Eppure, per arrivare ai Pulp che tutti conosceranno, il passo è più breve di quanto si pensi. Tra Freaks a Separations passano cinque anni, almeno sulla carta; in realtà il terzo album di Jarvis e i suoi viene concepito e realizzato già nel 1989, dopo un ulteriore – e definitivo – aggiustamento di line-up: fuori Mansell e Magnus, dentro Nick Banks ai tamburi e lo stilish Steve Mackey al basso, conosciuto a Londra dal frontman. Ci siamo quasi. La vera svolta avviene quando Jarv si ritrova a giocherellare con alcuni ritmi del Yamaha Portasound che ha in casa sua nonna (…) ; nel frattempo, da Manchester arrivano vibrazioni acidissime, e lo sposalizio tra rock ed elettronica non è più un tabù, ma tendenza.

Un input che la band userà per cucirsi addosso un nuovo suono, basato adesso tanto su tonalità più varie quanto sull’uso di synth a tappeto e ritmi ballabili. Il tutto diventa funzionale nella costruzione di un’estetica finalmente personale, che va dall’immagine alle copertine e alle liriche, fatta di glamour e kitch d’altri tempi, che finiscono per fondersi naturalmente con la scrittura e l’interpretazione, adesso decisamente più mature, di Cocker (le stramberie psycho di Senior restano fuori, a favore di un prezioso apporto alla sei corde e ai ricami sulle atmosfere con il suo violino).

Siamo comunque ancora lontani da un prodotto compiuto, tanto che l’album appare visibilmente spaccato a metà: cinque tracce di curioso songwriting pop derivato direttamente dalle ballad di Freaks, con molta più inventiva negli arrangiamenti – vedi il tango comico di Don’t You Want Me Anymore o il mélo semi-parodistico di She’s Dead o i cambi d’umore della title track, con un’intro tragica alla Walker (vedi alla voce Scott 1&2) e quel ritmo da piano bar, datato come il Cohen di I’m Your Mancontro le restanti quattro, che sposano audacemente confessioni da cameretta con il dancefloor mad-chesteriano – le pulsioni Moroder-Kraftwerk della drammatica Countdown, i battiti New Order della lunga This House Is Condemned, la trance ipnotica di My Legendary Girlfriend, che battezza un approccio compositivo che sarà un trademark di lì a venire (6.8/10).

Il suono di una generazione, quella dei mid-Nineties, è quasi servito; ma – tanto per cambiare – i tempi non sono ancora maturi.

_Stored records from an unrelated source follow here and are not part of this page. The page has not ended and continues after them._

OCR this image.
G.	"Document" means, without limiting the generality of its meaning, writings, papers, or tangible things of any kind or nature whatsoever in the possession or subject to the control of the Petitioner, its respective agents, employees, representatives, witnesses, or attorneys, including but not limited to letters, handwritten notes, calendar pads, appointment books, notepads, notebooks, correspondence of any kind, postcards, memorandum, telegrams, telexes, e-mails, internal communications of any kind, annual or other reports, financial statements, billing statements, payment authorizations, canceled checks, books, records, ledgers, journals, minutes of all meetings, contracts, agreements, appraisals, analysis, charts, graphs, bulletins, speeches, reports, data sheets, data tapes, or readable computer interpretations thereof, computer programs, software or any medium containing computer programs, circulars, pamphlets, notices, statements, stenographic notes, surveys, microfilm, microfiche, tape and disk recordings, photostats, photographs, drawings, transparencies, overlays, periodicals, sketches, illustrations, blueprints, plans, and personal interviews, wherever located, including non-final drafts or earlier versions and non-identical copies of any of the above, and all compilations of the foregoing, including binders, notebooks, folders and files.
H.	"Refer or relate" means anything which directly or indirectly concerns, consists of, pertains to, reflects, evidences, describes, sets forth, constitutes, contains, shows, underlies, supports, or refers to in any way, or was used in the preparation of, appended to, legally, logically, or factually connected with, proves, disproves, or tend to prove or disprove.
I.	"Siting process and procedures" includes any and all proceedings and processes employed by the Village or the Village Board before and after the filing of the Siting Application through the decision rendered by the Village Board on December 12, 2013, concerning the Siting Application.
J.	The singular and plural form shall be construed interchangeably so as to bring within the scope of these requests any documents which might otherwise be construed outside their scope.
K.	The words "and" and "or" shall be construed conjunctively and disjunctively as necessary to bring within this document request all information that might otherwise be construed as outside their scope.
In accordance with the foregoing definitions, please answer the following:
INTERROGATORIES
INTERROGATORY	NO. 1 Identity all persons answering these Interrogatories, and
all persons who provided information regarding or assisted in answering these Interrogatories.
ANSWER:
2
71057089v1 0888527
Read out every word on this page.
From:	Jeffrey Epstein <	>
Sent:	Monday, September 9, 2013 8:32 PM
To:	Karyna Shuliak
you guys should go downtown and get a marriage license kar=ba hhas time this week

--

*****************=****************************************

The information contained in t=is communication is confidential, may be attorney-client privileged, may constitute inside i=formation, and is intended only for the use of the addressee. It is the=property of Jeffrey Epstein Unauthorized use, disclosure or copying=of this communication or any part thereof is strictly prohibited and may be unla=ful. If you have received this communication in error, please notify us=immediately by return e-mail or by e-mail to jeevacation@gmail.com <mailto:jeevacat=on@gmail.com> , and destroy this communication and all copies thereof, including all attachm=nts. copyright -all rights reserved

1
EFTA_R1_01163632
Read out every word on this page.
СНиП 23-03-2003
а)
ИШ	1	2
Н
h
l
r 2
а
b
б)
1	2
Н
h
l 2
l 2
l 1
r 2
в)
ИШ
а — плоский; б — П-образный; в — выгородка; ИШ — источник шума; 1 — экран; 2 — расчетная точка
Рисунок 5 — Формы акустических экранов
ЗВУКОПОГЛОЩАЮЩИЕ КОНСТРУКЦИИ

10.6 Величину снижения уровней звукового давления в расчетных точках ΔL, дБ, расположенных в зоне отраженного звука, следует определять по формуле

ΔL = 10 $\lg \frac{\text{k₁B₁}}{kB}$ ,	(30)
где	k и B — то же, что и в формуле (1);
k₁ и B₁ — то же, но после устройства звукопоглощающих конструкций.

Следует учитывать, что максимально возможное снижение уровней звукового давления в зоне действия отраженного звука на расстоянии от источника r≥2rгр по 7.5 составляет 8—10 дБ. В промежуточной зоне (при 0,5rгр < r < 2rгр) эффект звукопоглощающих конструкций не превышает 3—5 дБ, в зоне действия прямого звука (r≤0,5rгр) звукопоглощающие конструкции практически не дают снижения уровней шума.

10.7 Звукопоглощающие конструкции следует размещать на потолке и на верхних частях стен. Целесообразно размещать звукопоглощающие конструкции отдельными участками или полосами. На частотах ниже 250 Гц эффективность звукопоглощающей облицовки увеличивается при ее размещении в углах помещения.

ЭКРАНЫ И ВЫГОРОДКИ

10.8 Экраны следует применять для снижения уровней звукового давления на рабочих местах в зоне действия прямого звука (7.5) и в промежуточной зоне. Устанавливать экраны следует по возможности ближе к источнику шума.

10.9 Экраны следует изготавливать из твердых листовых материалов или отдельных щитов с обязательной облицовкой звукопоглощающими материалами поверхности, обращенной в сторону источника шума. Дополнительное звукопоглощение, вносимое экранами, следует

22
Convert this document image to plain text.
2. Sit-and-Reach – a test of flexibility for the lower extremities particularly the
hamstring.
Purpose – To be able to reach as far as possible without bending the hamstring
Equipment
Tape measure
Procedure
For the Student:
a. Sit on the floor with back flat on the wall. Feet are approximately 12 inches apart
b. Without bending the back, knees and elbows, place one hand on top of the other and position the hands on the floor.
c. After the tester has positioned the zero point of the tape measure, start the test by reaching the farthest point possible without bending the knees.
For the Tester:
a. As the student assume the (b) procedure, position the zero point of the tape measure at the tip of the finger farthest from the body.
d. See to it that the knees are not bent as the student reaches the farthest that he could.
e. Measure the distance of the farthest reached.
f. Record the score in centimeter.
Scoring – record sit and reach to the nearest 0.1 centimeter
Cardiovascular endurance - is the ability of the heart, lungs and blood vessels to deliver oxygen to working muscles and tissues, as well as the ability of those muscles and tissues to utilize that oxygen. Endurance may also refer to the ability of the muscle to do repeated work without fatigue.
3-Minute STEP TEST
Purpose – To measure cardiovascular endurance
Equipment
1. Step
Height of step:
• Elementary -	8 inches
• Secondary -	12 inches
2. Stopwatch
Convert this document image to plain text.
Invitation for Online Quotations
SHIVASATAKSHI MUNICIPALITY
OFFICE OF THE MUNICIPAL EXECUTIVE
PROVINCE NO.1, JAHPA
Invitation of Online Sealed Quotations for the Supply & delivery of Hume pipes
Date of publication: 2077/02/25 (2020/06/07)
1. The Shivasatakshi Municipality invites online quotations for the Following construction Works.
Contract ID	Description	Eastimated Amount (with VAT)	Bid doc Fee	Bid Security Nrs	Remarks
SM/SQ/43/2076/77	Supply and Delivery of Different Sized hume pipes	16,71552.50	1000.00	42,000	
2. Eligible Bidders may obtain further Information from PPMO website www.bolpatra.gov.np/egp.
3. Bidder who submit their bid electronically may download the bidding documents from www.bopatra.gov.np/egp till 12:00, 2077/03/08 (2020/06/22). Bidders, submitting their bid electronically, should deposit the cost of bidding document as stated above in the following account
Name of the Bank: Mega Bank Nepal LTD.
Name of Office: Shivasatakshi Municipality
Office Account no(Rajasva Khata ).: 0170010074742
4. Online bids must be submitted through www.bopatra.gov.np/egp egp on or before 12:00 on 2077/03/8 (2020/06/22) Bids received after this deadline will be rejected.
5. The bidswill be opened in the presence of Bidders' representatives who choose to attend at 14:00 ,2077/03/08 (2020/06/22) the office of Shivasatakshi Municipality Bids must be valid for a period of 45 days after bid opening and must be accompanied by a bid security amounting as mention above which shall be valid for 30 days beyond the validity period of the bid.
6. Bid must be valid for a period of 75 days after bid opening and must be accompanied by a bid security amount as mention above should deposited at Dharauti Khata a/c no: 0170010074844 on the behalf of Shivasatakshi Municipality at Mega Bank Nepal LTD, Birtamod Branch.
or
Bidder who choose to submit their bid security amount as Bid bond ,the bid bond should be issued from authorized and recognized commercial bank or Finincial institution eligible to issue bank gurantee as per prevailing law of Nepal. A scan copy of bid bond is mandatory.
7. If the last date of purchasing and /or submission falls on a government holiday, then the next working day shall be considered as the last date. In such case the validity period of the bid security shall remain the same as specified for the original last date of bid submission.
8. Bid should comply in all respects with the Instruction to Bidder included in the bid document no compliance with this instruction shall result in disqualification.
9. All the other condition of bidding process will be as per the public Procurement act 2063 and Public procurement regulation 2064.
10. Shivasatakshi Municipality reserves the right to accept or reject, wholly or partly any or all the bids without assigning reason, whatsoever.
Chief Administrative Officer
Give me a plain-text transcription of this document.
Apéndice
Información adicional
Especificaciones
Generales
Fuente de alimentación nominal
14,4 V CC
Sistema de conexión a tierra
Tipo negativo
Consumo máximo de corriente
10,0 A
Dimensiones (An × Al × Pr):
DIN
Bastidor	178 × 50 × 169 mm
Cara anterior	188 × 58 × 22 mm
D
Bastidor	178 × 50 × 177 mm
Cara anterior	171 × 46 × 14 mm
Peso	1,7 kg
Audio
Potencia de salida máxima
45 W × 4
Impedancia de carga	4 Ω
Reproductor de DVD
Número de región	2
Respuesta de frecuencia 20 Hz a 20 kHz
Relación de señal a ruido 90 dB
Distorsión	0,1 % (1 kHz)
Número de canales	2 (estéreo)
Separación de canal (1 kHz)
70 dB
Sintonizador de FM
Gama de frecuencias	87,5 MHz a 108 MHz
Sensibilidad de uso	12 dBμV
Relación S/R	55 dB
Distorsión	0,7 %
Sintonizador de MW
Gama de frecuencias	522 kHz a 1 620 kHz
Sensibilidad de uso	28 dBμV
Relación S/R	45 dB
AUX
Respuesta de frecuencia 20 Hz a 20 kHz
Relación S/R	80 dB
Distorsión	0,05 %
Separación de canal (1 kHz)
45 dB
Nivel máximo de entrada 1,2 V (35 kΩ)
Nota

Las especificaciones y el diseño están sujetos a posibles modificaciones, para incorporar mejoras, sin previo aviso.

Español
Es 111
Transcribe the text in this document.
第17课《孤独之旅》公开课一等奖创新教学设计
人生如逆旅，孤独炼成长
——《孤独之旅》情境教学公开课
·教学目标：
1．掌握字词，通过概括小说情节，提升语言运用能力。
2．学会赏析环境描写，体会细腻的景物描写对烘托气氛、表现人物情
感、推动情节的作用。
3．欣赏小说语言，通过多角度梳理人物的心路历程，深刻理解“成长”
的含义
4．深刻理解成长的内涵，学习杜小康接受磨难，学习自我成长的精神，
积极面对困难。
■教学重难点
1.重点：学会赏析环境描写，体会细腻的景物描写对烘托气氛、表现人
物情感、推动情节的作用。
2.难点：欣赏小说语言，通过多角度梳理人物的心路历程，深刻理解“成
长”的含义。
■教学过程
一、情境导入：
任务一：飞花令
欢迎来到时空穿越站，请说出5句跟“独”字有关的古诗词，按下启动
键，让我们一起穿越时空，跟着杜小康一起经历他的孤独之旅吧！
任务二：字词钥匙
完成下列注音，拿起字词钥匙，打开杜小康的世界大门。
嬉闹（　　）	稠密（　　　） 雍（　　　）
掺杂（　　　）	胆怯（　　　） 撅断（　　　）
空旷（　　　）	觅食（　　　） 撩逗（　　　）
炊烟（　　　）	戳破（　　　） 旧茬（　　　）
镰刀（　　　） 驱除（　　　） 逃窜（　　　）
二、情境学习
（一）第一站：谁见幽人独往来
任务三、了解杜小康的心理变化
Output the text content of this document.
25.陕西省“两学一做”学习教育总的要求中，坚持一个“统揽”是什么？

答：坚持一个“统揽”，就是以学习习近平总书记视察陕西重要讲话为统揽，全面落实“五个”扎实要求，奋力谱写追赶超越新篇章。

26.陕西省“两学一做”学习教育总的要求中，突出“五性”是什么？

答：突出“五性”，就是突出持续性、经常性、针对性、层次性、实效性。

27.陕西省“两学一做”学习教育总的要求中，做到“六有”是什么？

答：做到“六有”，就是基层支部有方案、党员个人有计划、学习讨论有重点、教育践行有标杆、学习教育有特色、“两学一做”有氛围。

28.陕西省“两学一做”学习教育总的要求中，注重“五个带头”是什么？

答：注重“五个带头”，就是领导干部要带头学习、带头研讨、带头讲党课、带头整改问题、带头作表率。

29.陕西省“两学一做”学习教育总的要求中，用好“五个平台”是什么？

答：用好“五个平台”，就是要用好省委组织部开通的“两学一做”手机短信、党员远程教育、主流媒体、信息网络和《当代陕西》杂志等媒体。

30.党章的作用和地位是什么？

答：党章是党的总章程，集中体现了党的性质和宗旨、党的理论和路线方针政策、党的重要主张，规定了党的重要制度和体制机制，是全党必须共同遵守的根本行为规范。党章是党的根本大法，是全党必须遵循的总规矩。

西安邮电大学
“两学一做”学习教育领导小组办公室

Il destino vuole infatti che la Fire si rifiuti di pubblicare il disco, con l’unica concessione del singolo My Legendary Girlfriend nella primavera del 1991. Sorpresa sorpresa: diventa single of the week per NME. E la ruota, finalmente, comincia a girare.

Spinta dai consensi crescenti, la label decide di fare uscire Separations nell’estate del 1992, ma ha ormai perso il gruppo, momentaneamente trasmigrato alla Gift – per la cronaca, uno spin-off della Warpcon la quale sta già producendo dei singoli; sarà successivamente la Island, ultima e definitiva casa dei Nostri, a divulgarli in una raccolta (PulpIntro – The Gift Recordings, ottobre 1993). Quello trascorso insieme alla piccola etichetta è un periodo di incubazione, che si rivelerà fondamentale per gli sviluppi immediatamente futuri: il materiale pubblicato tra tardo 1991 e il 1993 è infatti tutt’altro che trascurabile, svelando da un lato un affinamento della scrittura pop di Separations con esiti più che felici (O.U., la leggera e guizzante Babies, Razzmatazz), dall’altro un’accesa verve sperimentale che porta i Nostri ad avventurarsi in derive ai limiti dello space-kraut rock e alla new wave sintetica di dieci anni prima (Space, la techno-lounge che ricopre Gainsbourg di Sheffield: Sex City,Styloroc, l’epopea Inside Susan). (7.2/10)

E’ una band che sa esattamente quello che sta facendo: non più goffi, imbarazzati ed improbabili come agli esordi, i cinque cominciano ad apparire a tappeto sulle riviste specializzate e in video, ed è una presenza pesante, supportata dal look giusto e dall’atteggiamento giusto. Jarvis in breve si crea un personaggio, fatto metà dello stile e l’acume di Bowie, metà dell’ironia surreale e il pungente sarcasmo di Ray Davies; tanto basta a renderlo uno degli individui più cool a calcare un palco. I Pulp sono pronti per l’Inghilterra.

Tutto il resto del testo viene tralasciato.